Par Christian Sabba Wilson
Le rideau tombe sur l’année 2025, laissant derrière lui un paysage géopolitique fracturé, où les vieux démons de la force brute semblent avoir repris le dessus sur le dialogue des nations. En regardant le miroir déformant de l’actualité de ces douze derniers mois, un constat s’impose avec la violence d’une évidence occultée : dans chaque conflit, dans chaque effondrement économique, dans chaque recul démocratique, les femmes demeurent les premières victimes, les cibles désignées d’un système qui s’essouffle.
De Kaboul, où l’obscurantisme a parachevé l’effacement des visages féminins de l’espace public, aux zones de tension en Europe de l’Est et au Proche-Orient, le corps des femmes reste, en 2025, un champ de bataille. La militarisation croissante des sociétés n’est pas seulement une question de budgets de défense ; elle est intrinsèquement liée à un retour des valeurs patriarcales les plus archaïques. Partout où le canon tonne, les droits fondamentaux — éducation, santé reproductive, liberté de mouvement — s’évaporent en premier.

Mais ce constat ne doit pas être une épitaphe. Si elles sont les premières victimes, les femmes sont aussi les premières résistantes. À BOBEA, nous observons ce “militantisme de l’ombre” qui maintient les structures sociales debout lorsque les États faiblissent. Qu’il s’agisse des réseaux d’entraide clandestine ou des dirigeantes qui, dans les instances internationales, tentent d’imposer une diplomatie du “care” face à la politique du pire, l’espoir porte un nom féminin.

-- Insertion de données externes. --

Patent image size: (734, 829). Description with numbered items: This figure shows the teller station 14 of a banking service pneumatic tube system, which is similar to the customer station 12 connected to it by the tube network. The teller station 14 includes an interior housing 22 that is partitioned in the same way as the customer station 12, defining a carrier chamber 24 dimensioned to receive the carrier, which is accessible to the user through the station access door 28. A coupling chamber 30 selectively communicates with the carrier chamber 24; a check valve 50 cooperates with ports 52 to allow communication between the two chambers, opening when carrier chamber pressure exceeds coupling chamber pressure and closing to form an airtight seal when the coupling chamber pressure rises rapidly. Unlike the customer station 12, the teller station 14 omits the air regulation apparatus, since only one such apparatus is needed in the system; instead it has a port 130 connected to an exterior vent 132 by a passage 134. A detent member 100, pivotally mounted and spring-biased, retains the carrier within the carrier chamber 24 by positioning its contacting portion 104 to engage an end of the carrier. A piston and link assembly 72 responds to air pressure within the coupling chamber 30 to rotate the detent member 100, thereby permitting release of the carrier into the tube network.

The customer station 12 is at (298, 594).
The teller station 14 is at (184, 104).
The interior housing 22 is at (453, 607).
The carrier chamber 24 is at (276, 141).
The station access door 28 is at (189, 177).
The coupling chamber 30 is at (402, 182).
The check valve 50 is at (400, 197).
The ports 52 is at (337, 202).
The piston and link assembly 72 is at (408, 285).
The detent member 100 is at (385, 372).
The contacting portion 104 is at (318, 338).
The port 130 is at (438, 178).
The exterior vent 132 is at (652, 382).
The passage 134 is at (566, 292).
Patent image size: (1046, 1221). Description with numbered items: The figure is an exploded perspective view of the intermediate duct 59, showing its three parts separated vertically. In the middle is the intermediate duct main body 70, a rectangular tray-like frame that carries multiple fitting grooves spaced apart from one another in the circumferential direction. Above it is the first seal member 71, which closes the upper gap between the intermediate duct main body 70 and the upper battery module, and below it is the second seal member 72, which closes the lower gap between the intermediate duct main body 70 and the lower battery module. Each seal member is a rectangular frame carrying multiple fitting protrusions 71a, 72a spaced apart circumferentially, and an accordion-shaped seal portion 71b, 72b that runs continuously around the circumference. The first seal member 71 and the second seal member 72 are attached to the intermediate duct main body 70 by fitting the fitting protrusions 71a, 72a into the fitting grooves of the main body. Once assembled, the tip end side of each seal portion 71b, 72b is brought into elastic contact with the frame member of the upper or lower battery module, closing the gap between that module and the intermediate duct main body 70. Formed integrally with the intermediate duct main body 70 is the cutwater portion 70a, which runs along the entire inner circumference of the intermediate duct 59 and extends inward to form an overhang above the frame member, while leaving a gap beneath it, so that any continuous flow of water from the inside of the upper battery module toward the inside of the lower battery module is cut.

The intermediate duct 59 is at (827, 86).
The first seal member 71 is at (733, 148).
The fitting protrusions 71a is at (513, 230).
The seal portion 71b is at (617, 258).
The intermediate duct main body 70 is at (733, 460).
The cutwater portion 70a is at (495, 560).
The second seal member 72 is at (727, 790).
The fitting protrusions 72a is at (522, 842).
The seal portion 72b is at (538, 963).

En cette fin d’année, rendre hommage à cette résilience n’est pas une coquetterie intellectuelle, c’est un impératif politique. Le monde de 2026 ne se reconstruira pas sans une redéfinition radicale de la place des femmes dans les cercles de décision. Il est temps que les gardiennes de la paix ne soient plus seulement celles qui pansent les plaies, mais celles qui tiennent la plume pour écrire les traités. La dignité n’est pas un luxe, c’est la condition de notre survie commune.